Como ela, muitas pessoas procuram uma atividade manual para aliviar as tensões do dia-a-dia. É o que diz Lucia Eid, 43, ceramista e proprietária da escola Olaria Paulistana (em São Paulo), onde Marília é aluna. “As pessoas chegam aqui com uma carga de ansiedade muito grande, mas, com o tempo, elas vão se soltando e se transformando.”

 

O psicólogo e psicomotricista André Trindade acredita na importância de “refuncionalizar as mãos”. “Na maior parte das vezes, usamos a mão mecanicamente, sem prestar atenção”, diz. Segundo Trindade, formado na Bélgica, a melhor maneira de mudar isso é, literalmente, meter a mão na massa. “No exercício de atividades como trabalhar com cerâmica, a função da mão não é mecânica, você se reconhece o tempo todo”, afirma. A dona-de-casa Golda Soriano, 62, estava se sentindo só e desocupada depois que os seus filhos saíram de casa. E foi Alexis, sua neta de 12 anos, com o desejo de aprender a costurar, que a despertou para as atividades manuais criativas depois de 30 anos longe delas.

 

Golda começou a ensinar Alexis a costurar, a pregar botão e a fazer tricô. “É como andar de bicicleta, a gente não esquece”, diz Golda, que aprendeu a usar as mãos no colégio. “As meninas aprendiam a bordar e os meninos, marcenaria. Era uma matéria normal, como latim”, lembra. “Uma pessoa pode ter uma dificuldade com memorização de histórias, não lembrar o que aconteceu ontem. Mas se ela aprendeu a bater um prego na parede, não vai esquecer. Você não esquece algo que aprendeu a fazer com o corpo”, afirma o neurologista João Radvany, do hospital Albert Einstein. O neurologista explica que as mãos, ao lado dos olhos e da boca, são as partes do corpo que têm maior representação no córtex cerebral. “E quanto mais o homem usa esses órgãos, mais essas áreas cerebrais se expandem”, diz.

 

“É pelo prazer e pela necessidade de estar em contato com a terra. Gosto de trabalhar na terra com as mãos, de ficar com o joelho sujo, cavoucar.
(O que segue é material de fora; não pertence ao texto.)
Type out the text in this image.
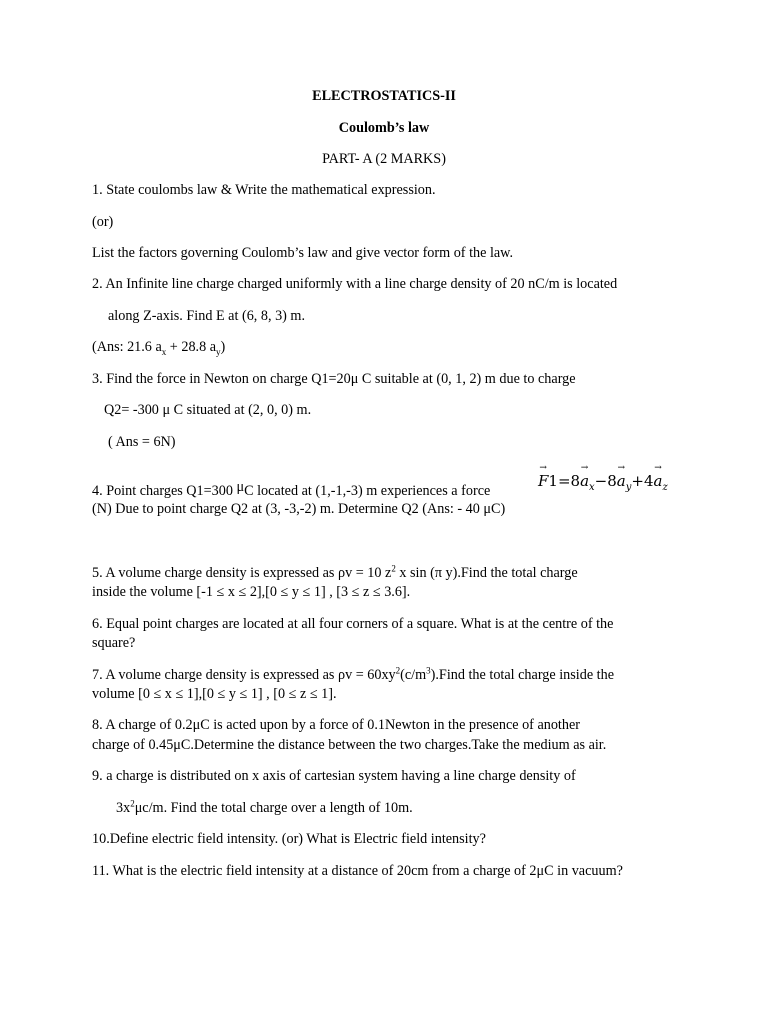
ELECTROSTATICS-II
Coulomb’s law
PART- A (2 MARKS)
1. State coulombs law & Write the mathematical expression.
(or)
List the factors governing Coulomb’s law and give vector form of the law.
2. An Infinite line charge charged uniformly with a line charge density of 20 nC/m is located
along Z-axis. Find E at (6, 8, 3) m.
(Ans: 21.6 $a_x + 28.8$ $a_y$)
3. Find the force in Newton on charge Q1=20μ C suitable at (0, 1, 2) m due to charge
Q2= -300 μ C situated at (2, 0, 0) m.
( Ans = 6N)
→ $F1=8\to a_x-8\to a_y+4\to a_z$
4. Point charges Q1=300 μC located at (1,-1,-3) m experiences a force
(N) Due to point charge Q2 at (3, -3,-2) m. Determine Q2 (Ans: - 40 μC)
5. A volume charge density is expressed as ρv = 10 $z^2$ x sin (π y).Find the total charge
inside the volume [-1 ≤ x ≤ 2],[0 ≤ y ≤ 1] , [3 ≤ z ≤ 3.6].
6. Equal point charges are located at all four corners of a square. What is at the centre of the
square?
7. A volume charge density is expressed as $\rho v = 60xy^2(c/m^3).Find$ the total charge inside the
volume [0 ≤ x ≤ 1],[0 ≤ y ≤ 1] , [0 ≤ z ≤ 1].
8. A charge of 0.2μC is acted upon by a force of 0.1Newton in the presence of another
charge of 0.45μC.Determine the distance between the two charges.Take the medium as air.
9. a charge is distributed on x axis of cartesian system having a line charge density of
$3x^2\mu c/m$. Find the total charge over a length of 10m.
10.Define electric field intensity. (or) What is Electric field intensity?
11. What is the electric field intensity at a distance of 20cm from a charge of 2μC in vacuum?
É quando eu sou eu mesma, estou inteira ali. Me sinto conectada com o mundo e comigo mesma. Me sinto viva”, afirma a farmacêutica e bioquímica de formação, Angela Scheepstra-Wenzel, 50. Ela pegou gosto pelas atividades manuais quando foi morar na Holanda com o marido. “Uma vizinha me ensinou a fazer bonecas de pano”, diz.

Fonte: omelhordemorar.blogspot.com

 

Mas sua grande paixão eram mesmo as plantas e, ao voltar ao Brasil, há cerca de dez anos, escolheu uma casa com jardim para morar. Suas plantas acabaram chamando a atenção da vizinhança e um amigo lhe chamou para trabalhar em seu jardim. “É muito bom quando as pessoas reparam no trabalho que você fez. É bom para o ego”, diz Angela, que, há três anos, trabalha como paisagista.

 

A neuropsicóloga Anita Taub indica trabalhos de habilidade manual para pacientes angustiados e ansiosos. Para além de toda a função terapêutica, o simples prazer de trabalhar com as mãos já é o bastante para aquela tia que não larga o tricô, o marido que não sai da oficina de marcenaria por nada, a mulher que passa horas mexendo a terra no jardim. Não é para menos que, na etimologia, a mão significa princípio, ação, doação e labor.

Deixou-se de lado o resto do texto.